Examines the question of loyalty to confidential news sources.
30 April 2009
Warning: Spoilers
The movie clearly states at the beginning that it is a fictional story "inspired" by real events. As I watched it I was reminded of Vanessa Leggett who a few years ago spent almost 6 months in a Houston jail because she refused before a Grand Jury to reveal her notes on a story she was researching on accused wife-murderer Robert Angleton. She never relented and was released only when the Grand Jury was dismissed.

Here Kate Beckinsale is news reporter Rachel Armstrong. She is about to break a very big story of a fellow local mom who she claims is a secret CIA agent who often has special assignments in foreign countries. The movie opens with an assassination attempt on the POTUS, as a catalyst for her case, but it turns out to be only loosely relevant.

As the movie unfolds we don't know the identity of Rachel's source, and she tells no one, not even her husband or her lawyer. Our only clue is when she says that her source "wasn't aware of the revelation." That in itself is puzzling. Was her source drunk, or drugged? We only find out at the very end, and when we do it forces us to re-think our reaction to the whole story.

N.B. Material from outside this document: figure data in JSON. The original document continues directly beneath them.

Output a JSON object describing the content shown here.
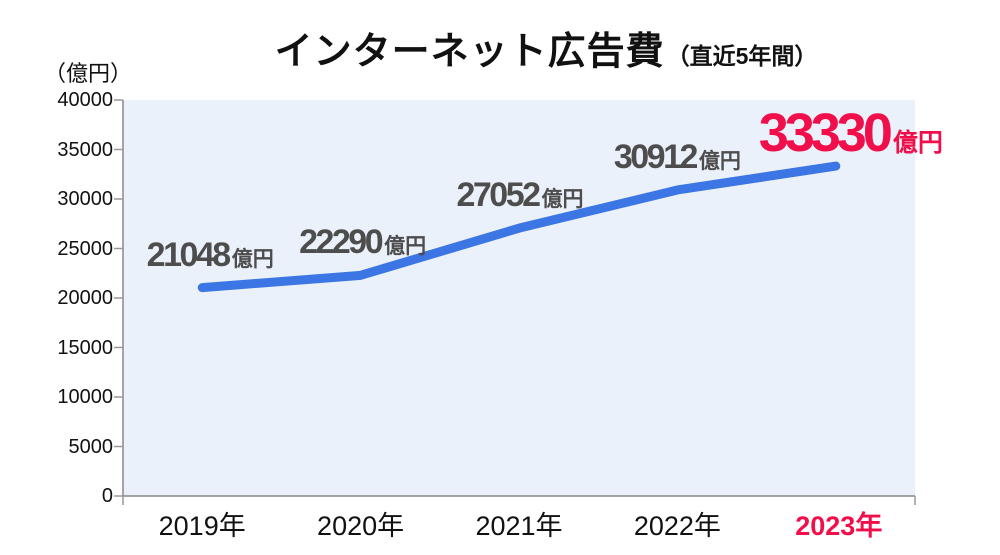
{
  "title": {
    "main": "インターネット広告費",
    "sub": "（直近5年間）"
  },
  "y_unit_label": "（億円）",
  "chart_data": {
    "type": "line",
    "categories": [
      "2019年",
      "2020年",
      "2021年",
      "2022年",
      "2023年"
    ],
    "values": [
      21048,
      22290,
      27052,
      30912,
      33330
    ],
    "value_suffix": "億円",
    "title": "インターネット広告費（直近5年間）",
    "xlabel": "",
    "ylabel": "（億円）",
    "ylim": [
      0,
      40000
    ],
    "ytick_step": 5000,
    "grid": false,
    "legend": "none",
    "highlight_index": 4,
    "colors": {
      "line": "#3B76E4",
      "plot_background": "#EBF1FA",
      "data_label": "#4D4D4D",
      "highlight": "#F00F4A",
      "axis": "#888888",
      "tick": "#999999",
      "text": "#111111"
    }
  }
}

Good as a special prosecutor is Matt Dillon as Patton Dubois. He contends that refusing to reveal sources with national security implications is a crime for which Rachel could be imprisoned. Alan Alda is Alan Burnside, the fancy lawyer hired by Rachel's newspaper to get her off. Angela Bassett is her editor, Bonnie Benjamin. David Schwimmer is Rachel's husband, Ray Armstrong.

The story is not as clear-cut as some want to make it. There is legitimate concern that both sides are right. Reporters surely must have the right to protect their sources, but are reporters right to dig for "news" which may endanger others and compromise national security? After the whole story was told, I found myself siding with the US Government, to me Rachel, given the circumstances of her "source" was wrong to pursue it and publish the story just to bring attention to herself.

SPOILERS: As the movie begins we see Rachel, a school room-mother, riding the bus with small children. As two boys begin to bicker Rachel ends up next to young Allison Van Doren who sees Rachel typing on a notebook computer and says her dad writes also. Soon the little girl tells Rachel that her parents argue because mom is in the CIA and had to go to Argentina recently, to investigate the role of that government in the POTUS assassination attempt. That was Rachel's source, which she later confirmed from a half-drunk man at a backyard party. Her story was published, eventually a crazed man shot and killed the little girl's mother, Rachel was in prison almost a year, and finally bargained herself to a two-year sentence, presumably finally for revealing that her source was the young daughter.